For testing, push air back through the pipe using the syringe and close the clamp on the sampling port tubing. Determine the cell density and pH and log the values. With microbial cultures, it is useful to log values every hour, but the sampling interval is culture dependent.
The harvest methodology will depend on the intent for the culture after growth is completed. In this case, sample the culture a final time to receive endpoint values for cell density and possible pH or measurement of wet cell weight. Lastly, open the head plate, harvest the culture, and then dispose of the vessel content in a designated kill tank with bleach or other antimicrobial agents.
In this video, the setup and operation of a typical benchtop bioreactor system was demonstrated. This figure shows the bioreactor at the beginning of a run with all parts labeled and connected. The data output for a representative bioreactor run is presented in this figure.

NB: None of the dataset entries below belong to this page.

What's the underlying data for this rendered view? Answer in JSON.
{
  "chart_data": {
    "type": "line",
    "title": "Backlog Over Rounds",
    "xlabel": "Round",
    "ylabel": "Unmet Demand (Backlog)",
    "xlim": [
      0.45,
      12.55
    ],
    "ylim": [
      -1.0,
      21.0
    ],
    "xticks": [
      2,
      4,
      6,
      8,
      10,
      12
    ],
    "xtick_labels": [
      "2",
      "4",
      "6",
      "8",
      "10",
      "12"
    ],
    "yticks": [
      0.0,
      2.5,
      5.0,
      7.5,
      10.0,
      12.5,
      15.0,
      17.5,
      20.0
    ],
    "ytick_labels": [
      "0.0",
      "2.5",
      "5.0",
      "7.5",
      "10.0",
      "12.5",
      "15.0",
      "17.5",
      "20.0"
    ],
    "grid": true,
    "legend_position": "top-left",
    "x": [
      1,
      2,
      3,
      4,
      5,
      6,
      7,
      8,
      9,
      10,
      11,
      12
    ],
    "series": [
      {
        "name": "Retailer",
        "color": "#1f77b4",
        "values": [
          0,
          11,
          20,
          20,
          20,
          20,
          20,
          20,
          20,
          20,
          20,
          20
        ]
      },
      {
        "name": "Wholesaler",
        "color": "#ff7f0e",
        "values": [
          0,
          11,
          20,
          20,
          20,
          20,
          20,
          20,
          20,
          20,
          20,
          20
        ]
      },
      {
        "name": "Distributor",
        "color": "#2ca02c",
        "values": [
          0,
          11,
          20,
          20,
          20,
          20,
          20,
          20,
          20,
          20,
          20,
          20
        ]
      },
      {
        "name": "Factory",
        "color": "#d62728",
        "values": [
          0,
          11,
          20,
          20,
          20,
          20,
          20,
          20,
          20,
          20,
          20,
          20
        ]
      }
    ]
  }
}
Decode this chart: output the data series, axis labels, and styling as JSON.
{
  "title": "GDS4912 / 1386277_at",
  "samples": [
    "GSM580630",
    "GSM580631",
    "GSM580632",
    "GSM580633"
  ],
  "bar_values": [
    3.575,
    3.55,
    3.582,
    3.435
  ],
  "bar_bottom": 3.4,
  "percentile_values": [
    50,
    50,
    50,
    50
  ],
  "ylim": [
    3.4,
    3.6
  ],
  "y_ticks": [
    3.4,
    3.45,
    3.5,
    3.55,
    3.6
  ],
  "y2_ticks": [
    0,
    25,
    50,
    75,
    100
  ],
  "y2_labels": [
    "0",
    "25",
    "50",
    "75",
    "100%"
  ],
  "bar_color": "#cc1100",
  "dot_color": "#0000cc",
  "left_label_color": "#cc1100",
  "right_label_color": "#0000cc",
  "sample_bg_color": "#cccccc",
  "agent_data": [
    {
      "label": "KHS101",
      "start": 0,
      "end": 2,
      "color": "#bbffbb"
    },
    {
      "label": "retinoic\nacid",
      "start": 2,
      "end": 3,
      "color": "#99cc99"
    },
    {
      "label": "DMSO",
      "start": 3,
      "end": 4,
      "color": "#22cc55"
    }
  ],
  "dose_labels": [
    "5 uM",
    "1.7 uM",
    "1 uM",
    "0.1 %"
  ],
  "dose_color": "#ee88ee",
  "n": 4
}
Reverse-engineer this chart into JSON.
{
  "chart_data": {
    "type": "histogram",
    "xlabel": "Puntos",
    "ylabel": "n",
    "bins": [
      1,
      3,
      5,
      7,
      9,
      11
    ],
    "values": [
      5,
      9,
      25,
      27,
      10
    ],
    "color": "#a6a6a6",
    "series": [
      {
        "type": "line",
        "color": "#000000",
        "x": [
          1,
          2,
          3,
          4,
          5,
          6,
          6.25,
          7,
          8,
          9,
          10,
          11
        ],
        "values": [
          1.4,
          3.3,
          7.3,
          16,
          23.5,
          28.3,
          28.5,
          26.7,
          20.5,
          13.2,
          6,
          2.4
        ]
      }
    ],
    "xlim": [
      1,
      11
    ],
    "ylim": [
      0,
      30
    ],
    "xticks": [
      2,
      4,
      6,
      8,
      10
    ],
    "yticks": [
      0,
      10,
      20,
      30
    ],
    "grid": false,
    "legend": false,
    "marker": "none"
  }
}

At the start of a stirred tank run. The temperature was set at 30 degrees Celsius, impeller speed at 200 RPM pH at 6.5 and oxygen at 57.2%The parameters may be different for each experiment, but before addition of bacteria, the system should be at steady state. In this next figure, the change in oxygen concentration with the addition of the bacterial culture is shown by the blue line.
The feed pump delivers the bacterial seed culture at an OD of 0.1, causing an immediate drop. In the O2 level, the bioreactor responds to the changing O2 level with an increase in the impeller speed. This final screen image of the bioreactor software shows pH change over time represented by the dark blue line.
The pH of the culture was monitored continuously and over time it decreased. As lactic acid was produced and then increased. The entire run can be analyzed and parameters adjusted for subsequent experiments.
After watching this video, you should have a good understanding of how to set up and monitor a bioreactor for expression of a recombinant protein. Fermentation systems are used to provide an optimal growth environment for many different types of scale up cultures. The ability afforded by fermentors to carefully control temperature pH and dissolved oxygen concentrations in particular, make them essential to efficient, large scale growth and expression fermentation products.
Thank you for watching this video and best of luck with your experiments.